Residual nitrite contents were significantly (p<0.05) increased as NaCl level was increased from 0 to 3% on day 0 (Table 3). Products with 2% and 3% NaCl had the highest (p<0.05) nitrite contents. On day 3, nitrite contents of 0% and 1% NaCl samples were not significantly different (p>0.05) from each other. However, nitrite contents were increased with increasing salt level. The highest (p<0.05) nitrite contents were obtained for products containing 3% NaCl on day 3. These results on the effect of NaCl on residual nitrite are similar to those of Ahn and Maurer (1989a), which demonstrated that the addition of salt increased residual nitrite contents in oven roasted turkey breasts. These results suggest that adding salt might have inhibited the conversion from nitrite to nitric oxide. Depending on presalting period, nitrite contents of products with 0% and 1% NaCl on day 3 were lower (p<0.05) than those on day 0. Nevertheless, residual nitrite contents observed in this study were less than 1 ppm, the amount known to cause pink color in poultry products (Ahn and Maurer, 1987).

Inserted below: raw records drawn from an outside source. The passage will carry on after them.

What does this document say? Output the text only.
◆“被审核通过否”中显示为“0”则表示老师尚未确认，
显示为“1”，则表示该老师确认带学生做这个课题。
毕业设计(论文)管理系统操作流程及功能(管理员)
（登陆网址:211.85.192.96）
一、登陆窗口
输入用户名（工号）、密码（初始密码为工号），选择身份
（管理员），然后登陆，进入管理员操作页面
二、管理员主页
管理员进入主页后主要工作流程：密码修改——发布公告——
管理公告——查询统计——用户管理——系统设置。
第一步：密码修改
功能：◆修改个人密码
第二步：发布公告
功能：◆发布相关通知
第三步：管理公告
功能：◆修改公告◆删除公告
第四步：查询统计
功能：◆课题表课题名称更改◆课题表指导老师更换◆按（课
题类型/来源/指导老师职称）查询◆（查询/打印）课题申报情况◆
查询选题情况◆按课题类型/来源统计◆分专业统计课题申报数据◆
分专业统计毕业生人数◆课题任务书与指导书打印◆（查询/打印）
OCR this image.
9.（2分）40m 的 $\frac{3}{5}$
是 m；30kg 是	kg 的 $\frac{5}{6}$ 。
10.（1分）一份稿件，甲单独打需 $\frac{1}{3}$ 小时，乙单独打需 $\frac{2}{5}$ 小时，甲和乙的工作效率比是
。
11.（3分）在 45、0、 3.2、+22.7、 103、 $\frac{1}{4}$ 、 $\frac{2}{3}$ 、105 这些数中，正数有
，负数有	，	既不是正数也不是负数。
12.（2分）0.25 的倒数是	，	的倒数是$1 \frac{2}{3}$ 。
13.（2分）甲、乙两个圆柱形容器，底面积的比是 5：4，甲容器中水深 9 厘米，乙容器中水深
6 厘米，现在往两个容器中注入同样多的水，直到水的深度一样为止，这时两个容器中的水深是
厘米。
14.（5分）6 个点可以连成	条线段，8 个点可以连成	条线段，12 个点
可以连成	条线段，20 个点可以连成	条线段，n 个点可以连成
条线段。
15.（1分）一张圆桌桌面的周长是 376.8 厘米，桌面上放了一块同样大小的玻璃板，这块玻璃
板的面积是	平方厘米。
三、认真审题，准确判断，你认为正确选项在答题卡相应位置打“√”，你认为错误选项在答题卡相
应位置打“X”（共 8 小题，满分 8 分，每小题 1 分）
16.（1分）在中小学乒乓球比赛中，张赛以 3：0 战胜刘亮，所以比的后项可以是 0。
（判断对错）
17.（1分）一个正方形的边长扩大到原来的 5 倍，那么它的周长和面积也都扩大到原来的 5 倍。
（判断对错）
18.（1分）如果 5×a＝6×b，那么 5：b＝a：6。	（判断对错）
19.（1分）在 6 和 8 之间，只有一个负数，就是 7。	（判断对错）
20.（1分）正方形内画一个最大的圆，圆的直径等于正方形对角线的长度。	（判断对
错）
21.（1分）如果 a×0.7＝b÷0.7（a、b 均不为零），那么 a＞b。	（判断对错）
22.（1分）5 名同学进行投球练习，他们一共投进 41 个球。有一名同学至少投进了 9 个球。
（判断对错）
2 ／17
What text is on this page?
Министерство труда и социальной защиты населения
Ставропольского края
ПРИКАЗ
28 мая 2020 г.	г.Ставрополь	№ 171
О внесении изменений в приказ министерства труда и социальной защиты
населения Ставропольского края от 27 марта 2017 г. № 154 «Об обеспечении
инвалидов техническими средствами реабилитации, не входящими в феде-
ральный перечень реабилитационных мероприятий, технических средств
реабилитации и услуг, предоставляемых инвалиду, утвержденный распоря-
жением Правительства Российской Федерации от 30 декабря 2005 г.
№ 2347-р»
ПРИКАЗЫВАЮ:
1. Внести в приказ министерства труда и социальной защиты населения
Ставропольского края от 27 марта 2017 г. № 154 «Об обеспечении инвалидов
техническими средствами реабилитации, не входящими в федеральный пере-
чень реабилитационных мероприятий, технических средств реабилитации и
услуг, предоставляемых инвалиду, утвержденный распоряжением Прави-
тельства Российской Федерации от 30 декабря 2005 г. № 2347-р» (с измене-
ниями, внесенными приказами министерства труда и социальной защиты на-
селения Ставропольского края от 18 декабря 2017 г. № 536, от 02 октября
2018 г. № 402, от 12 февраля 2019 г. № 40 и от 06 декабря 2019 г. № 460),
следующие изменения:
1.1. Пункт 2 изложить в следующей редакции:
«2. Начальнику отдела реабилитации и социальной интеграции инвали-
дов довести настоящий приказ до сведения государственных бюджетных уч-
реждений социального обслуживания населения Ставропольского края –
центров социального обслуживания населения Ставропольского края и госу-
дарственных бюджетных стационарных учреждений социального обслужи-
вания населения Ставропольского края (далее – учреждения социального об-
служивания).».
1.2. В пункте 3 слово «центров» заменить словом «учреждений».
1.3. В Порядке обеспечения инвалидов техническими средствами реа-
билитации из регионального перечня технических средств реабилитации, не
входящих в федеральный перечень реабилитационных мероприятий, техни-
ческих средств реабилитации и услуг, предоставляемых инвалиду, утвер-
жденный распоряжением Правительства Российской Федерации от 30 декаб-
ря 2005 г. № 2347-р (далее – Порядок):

Nitrosyl hemochrome, the heat stable pink pigment of cured meat products, can be formed from myoglobin reacting with nitric oxide reduced from nitrite upon cooking (Ahn and Maurer, 1987; Fox, 1987; Froning et al., 1969; Hornsey, 1956). In the current study, nitrite was not intentionally incorporated to determine pink color characteristics that developed naturally in cooked ground chicken. Even in uncured meat, when a small but sufficient amount of nitrite is present, it may form pink nitrosopigment (Holownia et al., 2003). In this study, nitrosyl hemochrome contents of cooked products ranged from 0.68 ppm to 2.54 ppm on day 0 and from 0.89 ppm to 1.76 ppm on day 3 (Table 3). Products without salt (0% NaCl) had higher trends in nitrosyl hemochrome contents than those with salt (1%, 2%, 3% NaCl) on both day 0 and day 3 (Table 3). According to Ahn and Maurer (1989a), salt addition to turkey breast resulted in less nitrosoheme pigment formation caused by limited conversion of nitrite to nitric oxide. However, no significant (p>0.05) differences in nitrosyl hemochrome content between day 0 and day 3 were found among all treatments.
Presalting period and salt level had very limited effect on total pigment contents of cooked ground chicken breasts (Table 3). Total pigment contents were similar (p>0.05) to each other across all treatments on day 0. On day 3, no significant (p>0.05) differences in total pigment content were found among treatments except that 2% NaCl products had lower (p<0.05) total pigment contents compared to 0% NaCl products.
All values are presented as means ± standard error of triplicates.
1)Raw ground meat was salted (0, 1, 2, and 3% NaCl, respectively), stored for 0 or 3 d, and then cooked to 75°C in a 90°C water bath.
A-CMeans within a row with different superscript letters are significantly different (p<0.05).
x,yMeans within a column with different superscript letters are significantly different (p<0.05).
Conclusion
Short-term presalting and salt level had limited effects on the development of pink color in cooked ground chicken breasts. When chicken meat with 3% salt was stored for 3 d, redness was reduced after cooking probably due to more denaturation of myoglobin. To prevent undesirable pink color defects in commercial production practices, processors should avoid storage of ground chicken meat when mixed with less than 1% NaCl. Further studies to better understand mechanisms to develop a natural pink color should focus on ground chicken breast with salt level lower than 2% when meat stored for longer than 3 d.